Our contribution today must be different from that of yesteryear. Our half Shekel may come as a demand to the Israeli government to listen to the refugee, give an opportunity to the asylum seeker to state their need, and listen to them with an open heart and soul. We must further assist those places that the government has left behind, purposefully or negligently. There is no doubt that the Israeli government may and must have a proper immigration policy as well as a proper and just way to address demands for foreign workers in Israel. Nevertheless it must first consider those who are already here and not follow policies that seem to only enrich certain middlemen who cut a share at the expense of many others.
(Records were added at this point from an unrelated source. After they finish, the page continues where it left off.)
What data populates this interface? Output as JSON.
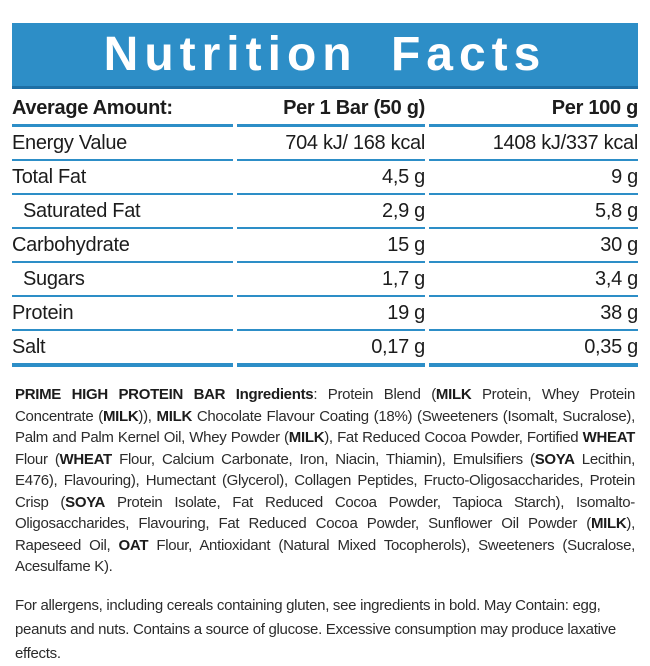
{
  "colors": {
    "accent_blue": "#2D8EC7",
    "accent_blue_dark": "#1D6FA5",
    "title_text": "#FFFFFF",
    "body_text": "#1C1C1C"
  },
  "header": {
    "title": "Nutrition Facts"
  },
  "table": {
    "columns": [
      "Average Amount:",
      "Per 1 Bar (50 g)",
      "Per 100 g"
    ],
    "rows": [
      {
        "label": "Energy Value",
        "per_bar": "704 kJ/ 168 kcal",
        "per_100g": "1408 kJ/337 kcal",
        "indent": false
      },
      {
        "label": "Total Fat",
        "per_bar": "4,5 g",
        "per_100g": "9 g",
        "indent": false
      },
      {
        "label": "Saturated Fat",
        "per_bar": "2,9 g",
        "per_100g": "5,8 g",
        "indent": true
      },
      {
        "label": "Carbohydrate",
        "per_bar": "15 g",
        "per_100g": "30 g",
        "indent": false
      },
      {
        "label": "Sugars",
        "per_bar": "1,7 g",
        "per_100g": "3,4 g",
        "indent": true
      },
      {
        "label": "Protein",
        "per_bar": "19 g",
        "per_100g": "38 g",
        "indent": false
      },
      {
        "label": "Salt",
        "per_bar": "0,17 g",
        "per_100g": "0,35 g",
        "indent": false
      }
    ]
  },
  "ingredients": {
    "segments": [
      {
        "bold": true,
        "text": "PRIME HIGH PROTEIN BAR Ingredients"
      },
      {
        "bold": false,
        "text": ": Protein Blend ("
      },
      {
        "bold": true,
        "text": "MILK"
      },
      {
        "bold": false,
        "text": " Protein, Whey Protein Concentrate ("
      },
      {
        "bold": true,
        "text": "MILK"
      },
      {
        "bold": false,
        "text": ")), "
      },
      {
        "bold": true,
        "text": "MILK"
      },
      {
        "bold": false,
        "text": " Chocolate Flavour Coating (18%) (Sweeteners (Isomalt, Sucralose), Palm and Palm Kernel Oil, Whey Powder ("
      },
      {
        "bold": true,
        "text": "MILK"
      },
      {
        "bold": false,
        "text": "), Fat Reduced Cocoa Powder, Fortified "
      },
      {
        "bold": true,
        "text": "WHEAT"
      },
      {
        "bold": false,
        "text": " Flour ("
      },
      {
        "bold": true,
        "text": "WHEAT"
      },
      {
        "bold": false,
        "text": " Flour, Calcium Carbonate, Iron, Niacin, Thiamin), Emulsifiers ("
      },
      {
        "bold": true,
        "text": "SOYA"
      },
      {
        "bold": false,
        "text": " Lecithin, E476), Flavouring), Humectant (Glycerol), Collagen Peptides, Fructo-Oligosaccharides, Protein Crisp ("
      },
      {
        "bold": true,
        "text": "SOYA"
      },
      {
        "bold": false,
        "text": " Protein Isolate, Fat Reduced Cocoa Powder, Tapioca Starch), Isomalto-Oligosaccharides, Flavouring, Fat Reduced Cocoa Powder, Sunflower Oil Powder ("
      },
      {
        "bold": true,
        "text": "MILK"
      },
      {
        "bold": false,
        "text": "), Rapeseed Oil, "
      },
      {
        "bold": true,
        "text": "OAT"
      },
      {
        "bold": false,
        "text": " Flour, Antioxidant (Natural Mixed Tocopherols), Sweeteners (Sucralose, Acesulfame K)."
      }
    ]
  },
  "allergen_info": {
    "text": "For allergens, including cereals containing gluten, see ingredients in bold. May Contain: egg, peanuts and nuts. Contains a source of glucose. Excessive consumption may produce laxative effects."
  }
}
During this time of the year we put our minds and souls towards the raising of funds from donations and it is now the time to ask you to give your share. You can donate to our congregations to these and other pressing topics, or the Movement and “Keren BeKavod”, or to those organization who day-in and day-out do good open heartedly, a heart that gives the half Shekel, a heart covered with a layer of generosity that puts it apart from those who are heartless and build themselves of xenophobia, depression of the poor, and exclusion of he or her who is different. We can do better.
Shabbat Shalom and best wishes for a good month of Adar.